Root Causes 227: Let's Talk About Cookies
In this episode we explain the fundamentals of cookies and why, despite their obvious benefits, they present troublesome privacy concerns. We discuss the many ways web users can be tracked including cross-site cookies, tracking pixels, and browser fingerprinting.
- Original Broadcast Date: May 27, 2022
Episode Transcript
Lightly edited for flow and brevity.
-
Tim Callan
We want to talk about cookies.
-
Jason Soroko
I really like - I love chocolate chip. So obviously, we are talking about browser cookies, Tim. They ‘ve been around for my very first browsing experience, there were no cookies. When I used Lynx, and it was just a text-based World Wide Web Interface, and I was telnetting into CERN way back in 1992, this didn’t exist. Cookies didn’t exist.
-
Tim Callan
Sure. Cookies are a World Wide Web thing. If I had to hazard a quest, I’m going to gamble here and then people are going to yell at their screens that I’m stupid. I bet you that that was a Netscape invention.
-
Jason Soroko
Actually, your guess was absolutely, probably better than a guess. It was right on the nose.
In 1994, you went into Netscape and so, why are they called cookies? Think about a fortune cookie. That’s actually where the idea comes from. Which is the idea that it’s something where a message is embedded or a piece of data is embedded. Just like a fortune cookie.

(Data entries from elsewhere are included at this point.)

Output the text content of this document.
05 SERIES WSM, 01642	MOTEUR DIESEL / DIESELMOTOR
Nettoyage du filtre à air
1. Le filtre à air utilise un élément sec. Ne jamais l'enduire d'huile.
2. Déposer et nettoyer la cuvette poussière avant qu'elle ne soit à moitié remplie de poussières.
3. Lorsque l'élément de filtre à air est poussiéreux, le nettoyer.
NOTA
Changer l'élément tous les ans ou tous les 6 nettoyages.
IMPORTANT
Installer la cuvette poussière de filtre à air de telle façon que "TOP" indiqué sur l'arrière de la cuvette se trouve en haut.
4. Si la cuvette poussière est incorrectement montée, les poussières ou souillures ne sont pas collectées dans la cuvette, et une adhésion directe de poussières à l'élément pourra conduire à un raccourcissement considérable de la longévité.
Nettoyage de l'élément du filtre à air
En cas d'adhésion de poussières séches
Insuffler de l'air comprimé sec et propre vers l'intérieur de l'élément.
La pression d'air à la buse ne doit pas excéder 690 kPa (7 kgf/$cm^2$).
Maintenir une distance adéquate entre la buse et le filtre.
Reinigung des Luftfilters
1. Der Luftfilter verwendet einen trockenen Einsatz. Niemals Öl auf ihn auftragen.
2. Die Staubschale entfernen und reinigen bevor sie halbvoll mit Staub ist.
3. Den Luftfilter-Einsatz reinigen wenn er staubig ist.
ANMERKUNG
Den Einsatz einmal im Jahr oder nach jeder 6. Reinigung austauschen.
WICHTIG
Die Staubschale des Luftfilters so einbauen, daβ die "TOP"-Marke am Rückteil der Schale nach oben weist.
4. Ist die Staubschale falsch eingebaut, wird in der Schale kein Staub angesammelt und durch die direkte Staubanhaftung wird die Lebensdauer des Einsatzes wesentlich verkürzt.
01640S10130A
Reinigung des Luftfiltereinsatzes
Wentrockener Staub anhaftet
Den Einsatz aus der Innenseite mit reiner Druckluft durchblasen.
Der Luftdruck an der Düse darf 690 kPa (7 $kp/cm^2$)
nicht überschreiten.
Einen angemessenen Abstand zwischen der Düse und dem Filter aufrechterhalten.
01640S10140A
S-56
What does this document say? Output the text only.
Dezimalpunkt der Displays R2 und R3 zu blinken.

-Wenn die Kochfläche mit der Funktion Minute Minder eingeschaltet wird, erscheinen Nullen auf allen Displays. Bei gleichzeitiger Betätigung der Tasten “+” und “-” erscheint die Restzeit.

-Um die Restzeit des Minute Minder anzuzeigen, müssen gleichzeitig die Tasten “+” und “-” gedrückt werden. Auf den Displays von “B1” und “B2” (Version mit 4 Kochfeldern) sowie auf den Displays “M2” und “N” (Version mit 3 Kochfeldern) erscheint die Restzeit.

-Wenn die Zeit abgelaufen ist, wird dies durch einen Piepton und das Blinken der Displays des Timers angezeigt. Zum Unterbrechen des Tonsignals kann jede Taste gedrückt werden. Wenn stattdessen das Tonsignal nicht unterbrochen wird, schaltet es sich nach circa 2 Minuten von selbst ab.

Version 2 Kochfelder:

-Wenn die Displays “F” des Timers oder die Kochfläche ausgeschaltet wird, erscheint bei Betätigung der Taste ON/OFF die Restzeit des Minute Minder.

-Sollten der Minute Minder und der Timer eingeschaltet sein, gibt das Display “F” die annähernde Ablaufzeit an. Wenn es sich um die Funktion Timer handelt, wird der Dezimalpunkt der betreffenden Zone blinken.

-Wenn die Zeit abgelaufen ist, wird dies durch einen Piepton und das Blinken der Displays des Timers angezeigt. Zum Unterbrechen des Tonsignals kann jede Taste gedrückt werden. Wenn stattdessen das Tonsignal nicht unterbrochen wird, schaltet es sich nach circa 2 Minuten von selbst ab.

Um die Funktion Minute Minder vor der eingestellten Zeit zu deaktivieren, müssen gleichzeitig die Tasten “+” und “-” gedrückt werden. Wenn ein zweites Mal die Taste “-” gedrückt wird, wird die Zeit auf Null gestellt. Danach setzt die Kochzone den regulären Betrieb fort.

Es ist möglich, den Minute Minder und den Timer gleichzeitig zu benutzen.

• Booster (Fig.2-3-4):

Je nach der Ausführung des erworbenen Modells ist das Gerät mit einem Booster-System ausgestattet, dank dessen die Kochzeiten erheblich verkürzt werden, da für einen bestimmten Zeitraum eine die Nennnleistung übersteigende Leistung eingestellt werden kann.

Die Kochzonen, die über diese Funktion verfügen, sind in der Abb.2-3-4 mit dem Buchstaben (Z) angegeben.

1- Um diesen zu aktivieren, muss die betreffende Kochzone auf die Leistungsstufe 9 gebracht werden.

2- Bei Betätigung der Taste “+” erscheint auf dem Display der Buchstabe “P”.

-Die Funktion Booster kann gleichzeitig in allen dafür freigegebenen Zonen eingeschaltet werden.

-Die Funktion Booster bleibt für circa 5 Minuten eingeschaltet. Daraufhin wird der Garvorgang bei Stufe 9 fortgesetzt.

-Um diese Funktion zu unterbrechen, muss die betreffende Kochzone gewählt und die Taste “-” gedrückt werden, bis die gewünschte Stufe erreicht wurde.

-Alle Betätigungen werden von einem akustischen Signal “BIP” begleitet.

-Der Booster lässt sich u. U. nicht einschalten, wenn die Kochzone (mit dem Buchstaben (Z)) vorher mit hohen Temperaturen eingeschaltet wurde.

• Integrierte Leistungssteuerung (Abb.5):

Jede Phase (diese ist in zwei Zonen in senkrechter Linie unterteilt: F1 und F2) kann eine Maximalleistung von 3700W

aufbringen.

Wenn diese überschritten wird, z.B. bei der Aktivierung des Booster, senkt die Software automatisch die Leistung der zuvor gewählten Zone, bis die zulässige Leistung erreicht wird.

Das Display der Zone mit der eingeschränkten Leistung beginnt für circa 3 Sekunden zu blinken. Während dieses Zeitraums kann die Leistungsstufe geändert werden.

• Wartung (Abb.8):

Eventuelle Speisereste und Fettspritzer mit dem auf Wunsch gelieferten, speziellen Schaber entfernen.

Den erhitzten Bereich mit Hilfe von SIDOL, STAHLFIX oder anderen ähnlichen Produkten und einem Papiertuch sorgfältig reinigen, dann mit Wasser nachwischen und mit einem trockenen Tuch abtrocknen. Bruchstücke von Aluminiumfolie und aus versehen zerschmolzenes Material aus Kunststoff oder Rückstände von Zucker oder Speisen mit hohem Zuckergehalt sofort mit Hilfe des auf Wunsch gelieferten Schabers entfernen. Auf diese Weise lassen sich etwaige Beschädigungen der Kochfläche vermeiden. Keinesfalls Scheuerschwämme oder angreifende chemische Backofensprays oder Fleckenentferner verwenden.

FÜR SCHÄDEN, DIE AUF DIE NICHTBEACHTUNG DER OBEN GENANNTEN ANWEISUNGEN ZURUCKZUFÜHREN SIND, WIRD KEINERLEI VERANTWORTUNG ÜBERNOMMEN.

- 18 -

That’s where the term apparently actually came from. The idea of a cookie or a magic cookie, which is what it was called, the idea of a piece of data, a packet of data, that was created, sent and received without changing it, was actually used in Linux for other purposes even before that idea was brought to Netscape and then became the cookie that we know and love, and sometimes not love, today. That’s kind of the history, and I think that’s important to make people understand, but what, there’s a lot of types of cookies. Now they all are formed very, very basically. A cookie contains a name, the cookie’s name, and then there’s a value, and all cookies are based on these pairs of name value, name value, name value. And, of course, you can have a cookie name like just some block of text, and then the value could be – this is the domain that you're at, or this is a piece of data that’s hashed, something or other that’ll allows us to understand from a database entry that we’ve just created that something is in your shopping cart. Therefore, let me just spell it out. Cookies were put into browsers because the World Wide Web essentially is stateless. Every time you make a request of your browser, as a client makes a request to a webserver, it is essentially stateless if you go down far enough into the technology. In order to have something like a shopping cart, which means you’re browsing away, and it remembers the fact that you’ve chosen certain things or the fact that you’ve - and this is where it gets close to us, close to our hearts, Tim – authentication.
-
Tim Callan
You are who you are. This is really your online shopping account this is really your social media account; this is really your bank account.
-
Jason Soroko
There are session cookies, authentication cookies, and remember, from a security standpoint, that can be vulnerable to session hijacking, just an asterisk there. You also have things such as persistent cookies. In other words, the particular session that you’re on, a cookie might last well into the next day or days later, when you’ve completely forgotten that you’ve browsed to a certain site. You can have these persistent cookies. Those we also call tracking cookies. Those are the ones that have gotten cookies into trouble. There’s also a lot of other attributes to cookies that have been put in over the years. Things such as being able to have an attribute to the cookies such as saying, make this cookie only available to the same site. In other words, there was a real problem, Tim, with cross-site request forgery. In other to thwart that attack, the browsers had to get together and say, alright, we have to allow people who are building websites to say – see this cookie right here? If ever you see it, it has to only come from a specific origin, and that helped with that attack. Then, Tim, not only you, as a webserver software builder – in other words, you building a web app, what we would call it today, but you might be serving ads on your website, and those ads themselves might have cookies embedded within the banner ads. We would call those third-party cookies or banner ad cookies.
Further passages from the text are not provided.